On the train home

The train brought us home to the Hudson Valley last night, after about 48 hours of travel from Denver. 
We booked a sleeper for the first leg of the trip, and went coach from Chicago to New York. The small sleeper gives you two bunks in a private chamber with a bathroom down the hall and a shower on the level below. You're free to walk around as the train is moving.

We loved waking up to the view of small towns in Iowa.

Views from the Amtrak Zephyr, James Gurney, casein, 1x2 inches each.
I tried to capture some of the landscapes as they sped past the window. The scenes were composites, constructed from fleeting impressions assembled in my short term memory.
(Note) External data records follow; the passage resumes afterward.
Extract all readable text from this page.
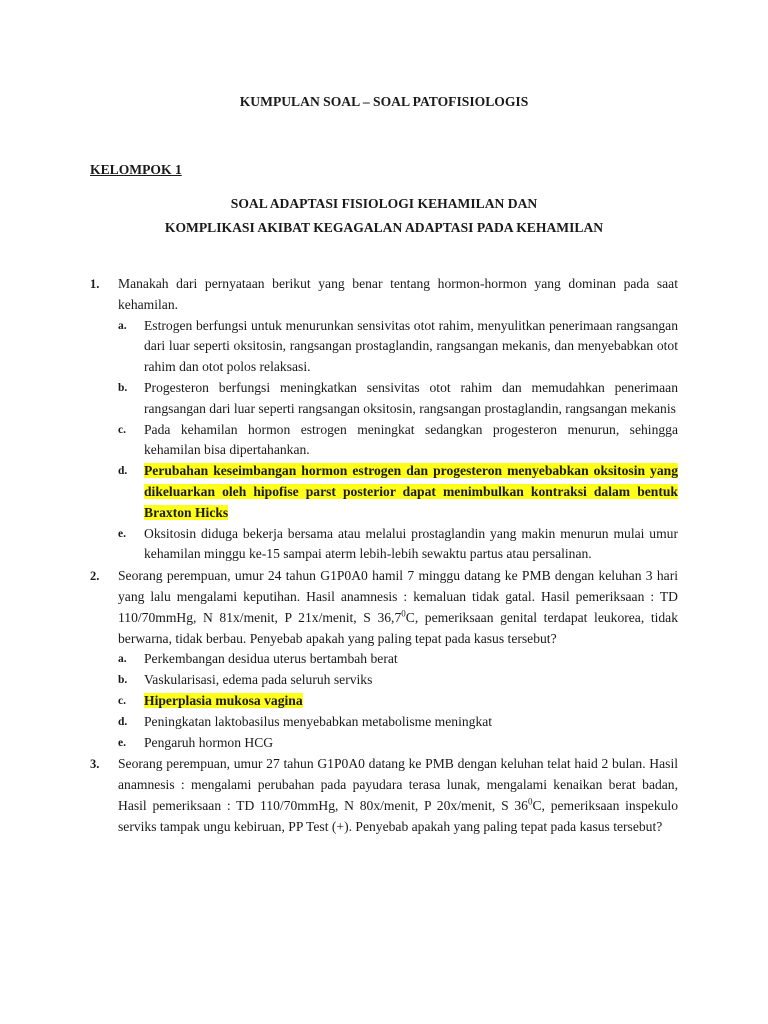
KUMPULAN SOAL – SOAL PATOFISIOLOGIS
KELOMPOK 1
SOAL ADAPTASI FISIOLOGI KEHAMILAN DAN
KOMPLIKASI AKIBAT KEGAGALAN ADAPTASI PADA KEHAMILAN
1. Manakah dari pernyataan berikut yang benar tentang hormon-hormon yang dominan pada saat kehamilan.
a. Estrogen berfungsi untuk menurunkan sensivitas otot rahim, menyulitkan penerimaan rangsangan dari luar seperti oksitosin, rangsangan prostaglandin, rangsangan mekanis, dan menyebabkan otot rahim dan otot polos relaksasi.
b. Progesteron berfungsi meningkatkan sensivitas otot rahim dan memudahkan penerimaan rangsangan dari luar seperti rangsangan oksitosin, rangsangan prostaglandin, rangsangan mekanis
c. Pada kehamilan hormon estrogen meningkat sedangkan progesteron menurun, sehingga kehamilan bisa dipertahankan.
d. Perubahan keseimbangan hormon estrogen dan progesteron menyebabkan oksitosin yang dikeluarkan oleh hipofise parst posterior dapat menimbulkan kontraksi dalam bentuk Braxton Hicks
e. Oksitosin diduga bekerja bersama atau melalui prostaglandin yang makin menurun mulai umur kehamilan minggu ke-15 sampai aterm lebih-lebih sewaktu partus atau persalinan.
2. Seorang perempuan, umur 24 tahun G1P0A0 hamil 7 minggu datang ke PMB dengan keluhan 3 hari yang lalu mengalami keputihan. Hasil anamnesis : kemaluan tidak gatal. Hasil pemeriksaan : TD 110/70mmHg, N 81x/menit, P 21x/menit, S 36,7$^0$C, pemeriksaan genital terdapat leukorea, tidak berwarna, tidak berbau. Penyebab apakah yang paling tepat pada kasus tersebut?
a. Perkembangan desidua uterus bertambah berat
b. Vaskularisasi, edema pada seluruh serviks
c. Hiperplasia mukosa vagina
d. Peningkatan laktobasilus menyebabkan metabolisme meningkat
e. Pengaruh hormon HCG
3. Seorang perempuan, umur 27 tahun G1P0A0 datang ke PMB dengan keluhan telat haid 2 bulan. Hasil anamnesis : mengalami perubahan pada payudara terasa lunak, mengalami kenaikan berat badan, Hasil pemeriksaan : TD 110/70mmHg, N 80x/menit, P 20x/menit, S $36^0C$, pemeriksaan inspekulo serviks tampak ungu kebiruan, PP Test (+). Penyebab apakah yang paling tepat pada kasus tersebut?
View from the Amtrak Sleeper, watercolor and gouache, 5x8 inches.
The train is a fascinating way for an artist to see the country. The route goes right through the center of all the towns and cities. Some of the older towns have brick storefronts facing the tracks, from the days when railroads were the lifeblood of the town.

But now America turns its back to the train, so you get to see our country in its most unguarded, squalid, and at times glorious, moments: back yards, junkyards, abandoned factories, refineries, wind farms, and miles and miles of corn. The views are entirely different from what you can see from a car. I was glued to the window the whole time, except for the meals.

Passage in the sleeper includes meals in the dining car, seated with other passengers. Having a conversation with a stranger can be a surprisingly rare experience in modern American life, so it's a welcome benefit of train travel.